Evidence-based Outcomes in Parent Engagement

Evidence-based Outcomes in Parent Engagement

Evidence-based outcomes in Parent Engagement are important to demonstrate the impact that programs have on parents and students for academic support. Our program outcomes are compiled and updated each year. Trained providers submit their evaluations based on feedback and surveys from parents who attend The Latino Family Literacy Project meetings at their school.

Here are four recommended steps to consider when working with Spanish-speaking parents at your school:

Step 1: Be Specific in Your Efforts

Be cost-effective and specific in your efforts. There is an achievement gap in the test scores of Latino children and their counterparts that needs to be closed. In order to close the gap, you need Spanish-speaking parents to be part of the academic effort. The bottom line is that we all want to see real improvements in reading and vocabulary development, and this will occur by increasing parent involvement. The involved and engaged parent is directly linked to an actively engaged student.

Step 2: Offer Workshops to Develop Skills
Offer workshops and opportunities for leadership roles. Make Spanish-speaking parents ambassadors and leaders in workshops with other parents. When parents are participating in workshops with other parents and with teachers, you’ll have a win-win situation. In The Latino Family Literacy Project™ parent programs, parents are able to master the following:

• Establish a reading routine with their children
• Discuss literature at home
• Tell family stories together
• Develop strong vocabulary
• Build English-language skills

Lectura Books publishes bilingual books and materials that are culturally rich, familiar, and truly engaging. They help parents develop confidence socially and academically. Parents often progress from participants to volunteers to ambassadors and leaders as they become more comfortable in the school setting. As a result, they spend more time with their children and a parent-child dialogue emerges around goals, school, and reading. Parents who graduate from the program reach out to other parents and their involvement continues to evolve and grow.

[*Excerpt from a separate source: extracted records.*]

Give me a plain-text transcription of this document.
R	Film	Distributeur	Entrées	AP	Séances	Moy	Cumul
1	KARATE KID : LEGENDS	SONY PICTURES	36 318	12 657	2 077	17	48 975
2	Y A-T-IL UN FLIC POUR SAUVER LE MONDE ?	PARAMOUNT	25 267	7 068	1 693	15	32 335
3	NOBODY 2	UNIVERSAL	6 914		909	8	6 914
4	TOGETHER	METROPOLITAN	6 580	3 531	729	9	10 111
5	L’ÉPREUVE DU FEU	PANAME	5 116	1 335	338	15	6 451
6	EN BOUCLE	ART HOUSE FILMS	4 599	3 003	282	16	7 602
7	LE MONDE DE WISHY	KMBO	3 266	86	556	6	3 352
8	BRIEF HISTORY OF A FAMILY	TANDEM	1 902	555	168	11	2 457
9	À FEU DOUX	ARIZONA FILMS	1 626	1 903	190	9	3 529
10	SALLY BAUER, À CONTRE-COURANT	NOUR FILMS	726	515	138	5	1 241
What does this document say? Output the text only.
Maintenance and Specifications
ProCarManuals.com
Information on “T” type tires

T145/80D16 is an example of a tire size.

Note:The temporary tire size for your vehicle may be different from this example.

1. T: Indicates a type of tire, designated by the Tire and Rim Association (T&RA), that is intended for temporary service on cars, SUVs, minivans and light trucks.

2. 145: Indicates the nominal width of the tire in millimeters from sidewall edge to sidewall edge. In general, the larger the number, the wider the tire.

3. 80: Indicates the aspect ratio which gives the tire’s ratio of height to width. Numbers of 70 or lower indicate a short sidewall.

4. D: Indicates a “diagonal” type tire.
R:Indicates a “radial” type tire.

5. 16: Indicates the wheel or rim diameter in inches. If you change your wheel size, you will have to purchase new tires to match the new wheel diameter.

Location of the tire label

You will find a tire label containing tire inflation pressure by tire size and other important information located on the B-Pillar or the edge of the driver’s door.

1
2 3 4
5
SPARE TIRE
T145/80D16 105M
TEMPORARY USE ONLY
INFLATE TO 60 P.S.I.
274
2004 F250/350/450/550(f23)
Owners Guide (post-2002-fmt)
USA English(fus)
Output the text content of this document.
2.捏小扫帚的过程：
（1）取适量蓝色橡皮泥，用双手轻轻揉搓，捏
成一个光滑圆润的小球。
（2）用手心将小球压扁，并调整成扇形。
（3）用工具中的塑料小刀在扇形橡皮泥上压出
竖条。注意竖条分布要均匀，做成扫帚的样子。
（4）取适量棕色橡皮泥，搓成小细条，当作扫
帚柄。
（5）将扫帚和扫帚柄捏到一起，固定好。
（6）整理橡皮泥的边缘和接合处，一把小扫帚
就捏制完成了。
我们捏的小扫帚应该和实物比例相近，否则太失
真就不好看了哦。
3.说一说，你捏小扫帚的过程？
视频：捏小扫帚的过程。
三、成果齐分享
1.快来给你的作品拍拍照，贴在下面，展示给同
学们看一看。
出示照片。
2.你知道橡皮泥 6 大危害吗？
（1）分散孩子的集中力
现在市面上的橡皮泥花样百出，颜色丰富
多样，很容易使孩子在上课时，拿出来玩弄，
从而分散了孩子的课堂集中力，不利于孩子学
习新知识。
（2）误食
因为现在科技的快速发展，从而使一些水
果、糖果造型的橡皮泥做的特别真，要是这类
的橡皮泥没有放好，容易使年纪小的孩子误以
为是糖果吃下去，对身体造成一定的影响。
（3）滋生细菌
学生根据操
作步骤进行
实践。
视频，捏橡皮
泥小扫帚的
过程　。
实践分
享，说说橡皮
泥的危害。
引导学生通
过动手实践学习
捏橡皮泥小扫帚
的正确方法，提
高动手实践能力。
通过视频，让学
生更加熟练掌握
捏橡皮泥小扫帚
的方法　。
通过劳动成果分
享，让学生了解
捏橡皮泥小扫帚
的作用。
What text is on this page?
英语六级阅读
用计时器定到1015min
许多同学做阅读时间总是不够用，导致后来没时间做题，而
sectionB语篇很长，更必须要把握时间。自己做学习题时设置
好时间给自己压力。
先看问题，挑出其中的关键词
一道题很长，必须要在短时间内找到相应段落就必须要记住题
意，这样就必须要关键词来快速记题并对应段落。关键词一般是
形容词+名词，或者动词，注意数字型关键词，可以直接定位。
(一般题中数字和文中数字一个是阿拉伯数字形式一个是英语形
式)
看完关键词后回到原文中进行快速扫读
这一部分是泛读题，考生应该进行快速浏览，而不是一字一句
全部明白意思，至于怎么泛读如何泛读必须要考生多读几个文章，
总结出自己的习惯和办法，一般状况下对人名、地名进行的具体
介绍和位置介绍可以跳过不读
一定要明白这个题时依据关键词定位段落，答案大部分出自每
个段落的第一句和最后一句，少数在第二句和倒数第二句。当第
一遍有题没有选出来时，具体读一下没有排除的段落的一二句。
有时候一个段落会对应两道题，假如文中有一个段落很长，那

Step 3: Consider Culture and Backgrounds
Take the educational levels and cultural experiences of the parents into account. For some Spanish-speaking parents, the school-going culture in the U.S. might be unfamiliar, especially if they are from rural parts of Latin America. For others—those from urban areas, for example—their schooling experiences might be similar enough to transfer successfully into the school system here in the United States. Either way, the testing and achievement gaps of the children of Spanish-speaking parents are significant enough that you need to provide the most meaningful and skill-based programs to the parents in order to help them support their children in their schooling. So the question is are you being specific in your goals with parents and taking their educational levels and experiences into account in what you are providing to the parents? To obtain outstanding results, you will need to put a program in place that takes these factors into account.

Step 4: Invest in Cultural Competency Training for Educators
Prepare teachers to be culturally competent with a specific step-by-step curriculum. To prepare your teachers for successful parent involvement with Spanish-speaking parents, you need to provide a foundation for family literacy that respects Latino and Hispanic parents and helps teachers to understand the acculturation process. That means helping teachers understand how socioeconomic influences affect education, how to respect what parents already know, and how to work with diverse language and literacy skills in one classroom of parents and their children. Teachers leave The Latino Family Literacy Project™’s workshops with a renewed understanding of parent involvement and with greater cultural competency. The teachers are equipped with a specific, step-by-step curriculum to use with parents.